El secretario General del CEC anunció el traslado de la jornada no laborable al lunes 29 y analizó la caída del consumo, los efectos de la importación y la debilidad salarial.

Hoy se conmemora el Día del Empleado de Comercio, cuya jornada no laborable para los trabajadores se trasladará al lunes 29 de septiembre, cuando la mayoría de los negocios cerrarán sus puertas.

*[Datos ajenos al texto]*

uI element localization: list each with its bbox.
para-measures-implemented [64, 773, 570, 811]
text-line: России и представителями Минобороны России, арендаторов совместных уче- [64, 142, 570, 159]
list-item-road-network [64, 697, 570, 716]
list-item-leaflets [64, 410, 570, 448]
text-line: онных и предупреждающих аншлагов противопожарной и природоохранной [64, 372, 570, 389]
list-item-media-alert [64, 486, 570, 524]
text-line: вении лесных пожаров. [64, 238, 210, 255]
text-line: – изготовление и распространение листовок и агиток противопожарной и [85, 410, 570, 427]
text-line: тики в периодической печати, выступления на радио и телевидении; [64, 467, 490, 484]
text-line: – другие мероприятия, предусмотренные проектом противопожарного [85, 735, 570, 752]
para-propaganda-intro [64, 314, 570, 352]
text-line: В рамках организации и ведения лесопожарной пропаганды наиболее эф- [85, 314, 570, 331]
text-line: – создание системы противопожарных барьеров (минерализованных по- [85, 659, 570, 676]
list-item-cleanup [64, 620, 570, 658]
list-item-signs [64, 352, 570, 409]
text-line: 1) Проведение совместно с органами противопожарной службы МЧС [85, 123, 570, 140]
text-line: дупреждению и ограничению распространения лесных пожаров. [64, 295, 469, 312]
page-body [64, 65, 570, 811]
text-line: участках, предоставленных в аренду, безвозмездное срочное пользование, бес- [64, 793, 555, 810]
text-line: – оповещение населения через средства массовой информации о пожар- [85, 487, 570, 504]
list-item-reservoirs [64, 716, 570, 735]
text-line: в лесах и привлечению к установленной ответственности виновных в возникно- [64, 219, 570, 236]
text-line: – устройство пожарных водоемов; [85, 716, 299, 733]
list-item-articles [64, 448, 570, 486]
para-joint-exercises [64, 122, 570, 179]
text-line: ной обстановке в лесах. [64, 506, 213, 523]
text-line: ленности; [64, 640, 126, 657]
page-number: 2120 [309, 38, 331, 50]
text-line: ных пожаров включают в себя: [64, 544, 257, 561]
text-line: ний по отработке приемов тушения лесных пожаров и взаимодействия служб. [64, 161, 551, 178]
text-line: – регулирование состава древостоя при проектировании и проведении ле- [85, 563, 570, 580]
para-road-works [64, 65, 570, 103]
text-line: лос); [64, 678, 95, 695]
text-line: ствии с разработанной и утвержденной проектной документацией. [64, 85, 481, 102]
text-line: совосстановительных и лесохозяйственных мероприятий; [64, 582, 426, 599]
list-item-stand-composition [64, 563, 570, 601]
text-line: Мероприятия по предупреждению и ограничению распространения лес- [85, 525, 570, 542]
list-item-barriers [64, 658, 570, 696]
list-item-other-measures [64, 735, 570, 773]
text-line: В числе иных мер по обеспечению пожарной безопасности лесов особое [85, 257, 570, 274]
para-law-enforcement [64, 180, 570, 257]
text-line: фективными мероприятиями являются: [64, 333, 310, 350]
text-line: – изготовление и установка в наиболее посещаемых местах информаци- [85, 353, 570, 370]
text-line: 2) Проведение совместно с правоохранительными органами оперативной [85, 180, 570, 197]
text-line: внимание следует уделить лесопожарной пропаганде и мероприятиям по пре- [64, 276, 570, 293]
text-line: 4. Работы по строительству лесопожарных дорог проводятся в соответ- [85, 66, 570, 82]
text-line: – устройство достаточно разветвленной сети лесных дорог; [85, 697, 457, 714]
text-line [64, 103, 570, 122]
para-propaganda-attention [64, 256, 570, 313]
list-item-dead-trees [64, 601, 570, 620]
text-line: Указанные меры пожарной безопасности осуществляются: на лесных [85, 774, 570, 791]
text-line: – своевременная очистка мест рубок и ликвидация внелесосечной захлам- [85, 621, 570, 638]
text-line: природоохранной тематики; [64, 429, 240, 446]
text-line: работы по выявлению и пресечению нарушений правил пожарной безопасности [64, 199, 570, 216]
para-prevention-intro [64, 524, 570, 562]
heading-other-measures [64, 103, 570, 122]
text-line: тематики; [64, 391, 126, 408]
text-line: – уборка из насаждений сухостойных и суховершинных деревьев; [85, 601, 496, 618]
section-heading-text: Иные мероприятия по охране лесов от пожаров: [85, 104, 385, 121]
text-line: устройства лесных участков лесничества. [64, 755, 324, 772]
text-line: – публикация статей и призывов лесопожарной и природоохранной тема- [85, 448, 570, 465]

Así lo explicó el secretario general del Centro de Empleados de Comercio (CEC), Roque Schulz, en diálogo con NORTE.
El dirigente sindical se refirió al significado de la fecha y a la situación actual del sector, atravesado por salarios rezagados, cierres de locales, convocatorias de crisis y despidos.
EL LUNES SIN COMERCIOS ABIERTOS
«El Día del Empleado de Comercio nos encuentra en un contexto que no escapa a lo que ocurre en el resto del país, de crisis económica», expresó Schulz.
Asimismo, señaló que el traslado de la jornada de descanso responde a un acuerdo nacional y local, «para que los trabajadores puedan tener ese día libre posterior, luego de que el sindicato realice el tradicional festejo el domingo en el camping ubicado detrás del barrio Mujeres Argentinas, pasando el Golf Club».
PARITARIAS INSUFICIENTES Y SALARIOS REZAGADOS
El gremio cerró paritarias hasta fin de año, pero Schulz reconoció que «están quedando detrás de la inflación». Explicó que, si bien habían logrado un acuerdo inicial favorable, «el gobierno no lo homologó y tuvimos que hacer otra negociación de vuelta, con resultados peores». En ese sentido, adelantó que no se prevé una recomposición salarial adicional antes de fin de año.
Sobre la tensión entre empleadores y trabajadores, fue categórico: «Para el patrón es demasiado caro el empleado y para el empleado es demasiado poco lo que cobra». Una frase que resume la paradoja de un sector atravesado por la caída del poder adquisitivo y las dificultades de los pequeños comercios para sostener la nómina salarial.
CIERRES, IMPORTACIONES Y DESPIDOS
El titular del CEC advirtió que la recesión «ya empieza a sentirse en las ventas» y que «los primeros que sufren son los pequeños comercios atendidos por sus dueños o con uno o dos empleados». Al mismo tiempo, alertó sobre la situación de las textiles locales: «Cuando entran productos de afuera, compiten directamente y con el dólar bajo no hay forma; las pequeñas textiles están pasando un momento muy crítico».
En cuanto al empleo, precisó que hasta ahora «los despidos fueron pocos y en general sin causa, con indemnización completa, pero ya empezamos a notar casos en grandes empresas». La principal inquietud de los trabajadores que acuden al sindicato, dijo, es «quedarse sin trabajo, porque cada vez entra menos gente a los comercios».
Para Schulz, la incertidumbre domina el horizonte inmediato: «No tenemos forma de prever acciones si la crisis se profundiza; la única acción que nos queda es votar. Los mismos empleadores ya no pueden sostener los sueldos de sus empleados».